Growing craze for DNA sequencing

Growing craze for DNA sequencing

About 700,000 Americans have had their DNA sequenced, in full or in part, and the number is rising rapidly as costs plummet — to $1,000 or less for a full genome, down from more than $1 million less than a decade ago.

But many people are avoiding the tests because of a major omission in the 2008 federal law that bars employers and health insurers from seeking the results of genetic testing.

The Genetic Information Nondiscrimination Act, known as GINA, does not apply to three types of insurance — life, disability and long-term care — that are especially important to people who may have serious inherited diseases. Sponsors of the act say that they were well aware of the omission, but that after a 14-year effort to write and pass the law, they had to settle for what they could get.

That leaves many patients who may be at risk for inherited diseases fearful that a positive result could be used against them.

They include Brian S, a 33-year-old surgical resident in Pennsylvania, who has a 50 percent chance of carrying a genetic mutation that causes Cadasil, a fatal neurological disorder that afflicts his mother.

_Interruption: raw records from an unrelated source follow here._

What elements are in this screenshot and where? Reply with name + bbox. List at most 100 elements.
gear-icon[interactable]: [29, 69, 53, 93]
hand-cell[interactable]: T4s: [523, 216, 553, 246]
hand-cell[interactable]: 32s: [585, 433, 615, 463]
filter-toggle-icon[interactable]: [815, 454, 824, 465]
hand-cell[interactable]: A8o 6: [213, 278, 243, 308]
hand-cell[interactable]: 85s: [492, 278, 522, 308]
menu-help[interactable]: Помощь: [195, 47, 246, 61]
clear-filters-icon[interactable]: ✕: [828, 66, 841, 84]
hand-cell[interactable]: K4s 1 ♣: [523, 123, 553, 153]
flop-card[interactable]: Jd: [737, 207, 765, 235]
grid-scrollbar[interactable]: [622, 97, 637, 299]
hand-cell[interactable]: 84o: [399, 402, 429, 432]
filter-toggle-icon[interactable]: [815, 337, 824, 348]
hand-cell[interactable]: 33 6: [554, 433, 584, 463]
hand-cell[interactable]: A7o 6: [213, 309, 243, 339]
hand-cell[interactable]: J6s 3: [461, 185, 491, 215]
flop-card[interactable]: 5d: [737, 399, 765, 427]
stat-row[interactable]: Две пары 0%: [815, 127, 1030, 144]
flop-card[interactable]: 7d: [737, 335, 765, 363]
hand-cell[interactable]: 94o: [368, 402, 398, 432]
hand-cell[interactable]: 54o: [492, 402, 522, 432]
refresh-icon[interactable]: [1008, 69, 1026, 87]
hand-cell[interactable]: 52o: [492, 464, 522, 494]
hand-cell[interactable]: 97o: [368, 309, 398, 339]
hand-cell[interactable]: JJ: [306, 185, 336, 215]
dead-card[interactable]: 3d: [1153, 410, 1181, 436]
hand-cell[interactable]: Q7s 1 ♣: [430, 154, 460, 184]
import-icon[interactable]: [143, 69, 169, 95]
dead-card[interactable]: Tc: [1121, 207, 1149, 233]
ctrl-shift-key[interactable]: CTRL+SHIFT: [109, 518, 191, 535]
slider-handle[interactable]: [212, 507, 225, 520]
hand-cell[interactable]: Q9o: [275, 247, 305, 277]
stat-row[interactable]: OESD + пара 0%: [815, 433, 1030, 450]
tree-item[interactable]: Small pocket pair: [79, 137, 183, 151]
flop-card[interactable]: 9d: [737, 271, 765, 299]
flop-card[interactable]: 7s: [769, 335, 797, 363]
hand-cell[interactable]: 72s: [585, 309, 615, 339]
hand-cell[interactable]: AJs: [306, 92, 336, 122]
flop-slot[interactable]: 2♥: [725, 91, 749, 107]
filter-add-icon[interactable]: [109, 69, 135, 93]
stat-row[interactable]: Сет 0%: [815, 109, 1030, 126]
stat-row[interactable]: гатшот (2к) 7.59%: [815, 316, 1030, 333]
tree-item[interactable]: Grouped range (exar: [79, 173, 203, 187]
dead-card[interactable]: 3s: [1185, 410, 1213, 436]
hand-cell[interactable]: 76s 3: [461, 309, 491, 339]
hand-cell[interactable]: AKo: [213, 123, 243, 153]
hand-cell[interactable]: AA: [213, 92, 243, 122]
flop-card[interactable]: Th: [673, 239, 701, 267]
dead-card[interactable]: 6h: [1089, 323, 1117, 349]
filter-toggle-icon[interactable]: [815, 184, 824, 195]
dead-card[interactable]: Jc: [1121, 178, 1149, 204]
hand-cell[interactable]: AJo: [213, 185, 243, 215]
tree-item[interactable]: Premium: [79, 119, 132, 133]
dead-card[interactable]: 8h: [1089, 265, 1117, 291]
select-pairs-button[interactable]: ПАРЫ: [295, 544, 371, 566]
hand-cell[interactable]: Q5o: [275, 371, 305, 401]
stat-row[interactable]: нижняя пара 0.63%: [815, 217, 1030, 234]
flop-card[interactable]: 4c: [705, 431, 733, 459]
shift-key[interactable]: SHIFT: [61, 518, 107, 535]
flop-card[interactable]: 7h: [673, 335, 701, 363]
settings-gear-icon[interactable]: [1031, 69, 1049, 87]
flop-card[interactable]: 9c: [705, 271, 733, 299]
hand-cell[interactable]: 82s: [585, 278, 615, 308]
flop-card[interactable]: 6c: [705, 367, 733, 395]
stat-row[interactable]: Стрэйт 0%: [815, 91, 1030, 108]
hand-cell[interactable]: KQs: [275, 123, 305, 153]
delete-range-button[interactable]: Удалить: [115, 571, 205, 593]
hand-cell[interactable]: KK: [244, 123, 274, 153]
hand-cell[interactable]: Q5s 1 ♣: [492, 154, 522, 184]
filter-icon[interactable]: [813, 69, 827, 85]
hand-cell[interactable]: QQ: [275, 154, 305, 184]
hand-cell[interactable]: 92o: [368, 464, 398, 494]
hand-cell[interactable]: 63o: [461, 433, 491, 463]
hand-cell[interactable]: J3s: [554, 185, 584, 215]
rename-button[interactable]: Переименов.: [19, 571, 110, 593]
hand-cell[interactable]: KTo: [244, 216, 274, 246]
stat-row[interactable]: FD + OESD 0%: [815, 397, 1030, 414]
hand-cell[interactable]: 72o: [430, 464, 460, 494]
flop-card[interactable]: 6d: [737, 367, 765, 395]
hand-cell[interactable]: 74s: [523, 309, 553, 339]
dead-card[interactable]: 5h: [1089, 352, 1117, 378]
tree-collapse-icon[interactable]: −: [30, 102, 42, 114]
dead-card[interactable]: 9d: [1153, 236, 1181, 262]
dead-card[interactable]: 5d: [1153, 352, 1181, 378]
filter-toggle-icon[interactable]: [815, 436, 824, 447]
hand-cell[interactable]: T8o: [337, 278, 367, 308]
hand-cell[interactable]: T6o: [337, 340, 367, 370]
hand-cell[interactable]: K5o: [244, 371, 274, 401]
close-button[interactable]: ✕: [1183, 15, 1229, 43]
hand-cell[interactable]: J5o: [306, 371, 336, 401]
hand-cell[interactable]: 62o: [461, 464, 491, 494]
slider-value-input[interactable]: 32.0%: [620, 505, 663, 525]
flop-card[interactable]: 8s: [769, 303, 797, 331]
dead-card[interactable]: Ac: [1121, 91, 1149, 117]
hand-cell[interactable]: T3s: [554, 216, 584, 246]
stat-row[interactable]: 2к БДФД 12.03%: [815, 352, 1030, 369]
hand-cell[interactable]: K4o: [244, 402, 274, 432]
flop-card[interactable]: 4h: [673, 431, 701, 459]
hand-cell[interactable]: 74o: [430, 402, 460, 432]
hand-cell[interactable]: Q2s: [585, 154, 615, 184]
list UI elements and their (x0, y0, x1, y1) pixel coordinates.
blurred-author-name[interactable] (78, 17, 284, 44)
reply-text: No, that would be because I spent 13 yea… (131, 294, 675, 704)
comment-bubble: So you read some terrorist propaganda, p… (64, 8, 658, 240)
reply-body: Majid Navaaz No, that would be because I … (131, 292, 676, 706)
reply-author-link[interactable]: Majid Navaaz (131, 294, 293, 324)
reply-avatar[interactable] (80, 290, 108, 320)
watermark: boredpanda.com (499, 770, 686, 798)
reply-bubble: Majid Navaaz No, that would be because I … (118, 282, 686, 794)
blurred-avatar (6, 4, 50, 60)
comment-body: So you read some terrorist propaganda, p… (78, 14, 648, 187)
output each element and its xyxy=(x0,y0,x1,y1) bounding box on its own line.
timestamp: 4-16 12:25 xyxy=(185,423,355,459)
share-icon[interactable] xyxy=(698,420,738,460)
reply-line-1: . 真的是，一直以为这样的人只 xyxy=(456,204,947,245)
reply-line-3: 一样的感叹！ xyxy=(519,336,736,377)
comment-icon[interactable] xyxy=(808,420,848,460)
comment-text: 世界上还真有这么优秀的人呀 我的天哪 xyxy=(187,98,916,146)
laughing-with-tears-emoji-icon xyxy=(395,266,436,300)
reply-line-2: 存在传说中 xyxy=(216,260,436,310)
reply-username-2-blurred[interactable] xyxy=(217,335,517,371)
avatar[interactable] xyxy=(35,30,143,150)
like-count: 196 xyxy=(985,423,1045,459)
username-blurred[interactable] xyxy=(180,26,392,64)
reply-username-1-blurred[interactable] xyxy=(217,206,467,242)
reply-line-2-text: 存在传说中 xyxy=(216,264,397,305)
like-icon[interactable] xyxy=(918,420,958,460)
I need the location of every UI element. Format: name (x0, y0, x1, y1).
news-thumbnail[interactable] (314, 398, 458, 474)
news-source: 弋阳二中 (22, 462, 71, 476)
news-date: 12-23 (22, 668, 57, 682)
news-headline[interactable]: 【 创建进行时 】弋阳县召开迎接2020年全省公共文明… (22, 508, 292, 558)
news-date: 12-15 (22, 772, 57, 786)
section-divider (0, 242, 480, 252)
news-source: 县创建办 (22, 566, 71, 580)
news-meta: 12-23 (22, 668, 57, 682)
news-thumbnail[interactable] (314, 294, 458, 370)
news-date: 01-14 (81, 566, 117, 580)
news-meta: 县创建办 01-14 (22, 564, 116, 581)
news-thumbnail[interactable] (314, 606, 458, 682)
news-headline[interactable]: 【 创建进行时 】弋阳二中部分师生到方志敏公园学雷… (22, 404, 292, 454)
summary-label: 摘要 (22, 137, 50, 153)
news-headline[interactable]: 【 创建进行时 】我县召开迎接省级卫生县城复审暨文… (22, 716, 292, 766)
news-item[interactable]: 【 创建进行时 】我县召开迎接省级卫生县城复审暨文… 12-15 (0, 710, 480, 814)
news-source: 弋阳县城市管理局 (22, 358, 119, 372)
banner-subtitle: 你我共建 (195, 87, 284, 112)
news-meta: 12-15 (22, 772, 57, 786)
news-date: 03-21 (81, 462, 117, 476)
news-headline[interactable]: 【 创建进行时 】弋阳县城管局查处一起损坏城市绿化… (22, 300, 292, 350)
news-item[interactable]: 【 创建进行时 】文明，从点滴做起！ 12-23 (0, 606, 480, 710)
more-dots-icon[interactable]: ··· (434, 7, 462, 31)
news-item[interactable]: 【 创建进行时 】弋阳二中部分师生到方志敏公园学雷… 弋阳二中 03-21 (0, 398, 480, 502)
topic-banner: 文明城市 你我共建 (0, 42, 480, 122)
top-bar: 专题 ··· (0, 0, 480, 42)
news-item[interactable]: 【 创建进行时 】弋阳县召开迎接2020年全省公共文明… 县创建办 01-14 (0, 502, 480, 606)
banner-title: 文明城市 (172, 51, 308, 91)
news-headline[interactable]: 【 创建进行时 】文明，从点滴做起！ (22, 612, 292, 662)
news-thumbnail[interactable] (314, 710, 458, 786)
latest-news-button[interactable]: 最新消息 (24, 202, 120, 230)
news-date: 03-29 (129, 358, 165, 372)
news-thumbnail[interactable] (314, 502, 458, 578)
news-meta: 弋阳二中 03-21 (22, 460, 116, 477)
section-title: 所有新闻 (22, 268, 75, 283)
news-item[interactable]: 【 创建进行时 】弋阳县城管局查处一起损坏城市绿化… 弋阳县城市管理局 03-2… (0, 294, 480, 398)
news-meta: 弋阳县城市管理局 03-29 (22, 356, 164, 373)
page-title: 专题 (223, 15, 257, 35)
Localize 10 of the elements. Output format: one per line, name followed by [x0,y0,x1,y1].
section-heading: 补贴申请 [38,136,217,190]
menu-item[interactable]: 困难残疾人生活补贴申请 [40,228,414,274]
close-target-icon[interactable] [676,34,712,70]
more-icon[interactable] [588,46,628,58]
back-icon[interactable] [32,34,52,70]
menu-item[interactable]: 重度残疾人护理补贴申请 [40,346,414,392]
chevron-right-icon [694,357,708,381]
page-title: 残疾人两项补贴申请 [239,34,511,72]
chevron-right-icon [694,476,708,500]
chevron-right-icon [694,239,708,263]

“I kind of want to get tested,” Dr S said, speaking on the condition that his last name and other identifying details be withheld. But because he wants to apply for life and long-term-care insurance, he has decided against it.

Fifty years ago an Alaskan earthquake changed the way we understand earth science; as genetic testing becomes commonplace, so may the use of those results to determine health coverage; Neil Shubin talks about his new series on PBS and the fish inside all of us. There is no way of knowing how many people fall into this category, but experts say such concerns are mounting.

Moot to real

“It was all moot a few years ago,” said Dr James P Evans, a professor of genetics at the University of North Carolina, Chapel Hill. “It’s suddenly now become real because people increasingly have access to what’s in their genomes.”

Dr Robert C Green, a genetics researcher at Harvard Medical School, studied the behaviour of those who had recently learned they carried a genetic marker that predisposes them to early Alzheimer’s disease. They were five times as likely to buy long-term-care insurance as those in a control group.

But while patients seek the protection that insurance offers, many are concerned about the possibility of paying higher premiums or being denied coverage altogether because of the known existence of a dangerous mutation.

“The fear is potent in our society that insurance companies are asking,” Dr Green said. “The No. 1, 2 and 3 issue that subjects are concerned about is, will they be discriminated against if this is in their medical record?”

Just three states — California, Oregon and Vermont — have broad regulations prohibiting the use of genetic information in life, long-term-care and disability insurance. At least one insurer, the Northwestern Mutual Life Insurance Company, asks potential customers in Massachusetts about genetic testing — and stipulates that refusing to share results could lead to a declined application or an extra premium.

At least for now, 12 other companies ask no explicit questions about genetic testing. But when Dr Green asked company executives why not, he said, “at least one of them has told me, ‘We would do this, but we don’t want to be the first.' ” Still, he added, “you can imagine a world where millions of people have this information, and that would reach a tipping point that the insurance companies can no longer ignore.”

Even if most insurers are not asking now, they do seek out medical records and can use genetic test results listed there. By contrast, under the federal law, an employer who asks for an employee’s records must tell the provider to withhold any genetic information.

Robin Bennett, a genetics counselor at the University of Washington, sees patients almost every day who express fears about how their test results might be used.

Some ask, “could we not put it in their medical records,” she said, “but they don’t realize that if we’re going to take action on their information” — such as preventive surgery to lower risk for breast cancer — “it has to be in their records.”

The American Medical Association’s code of ethics states that “it may be necessary” for doctors to maintain a separate file for genetic test results so the information is not sent to insurers.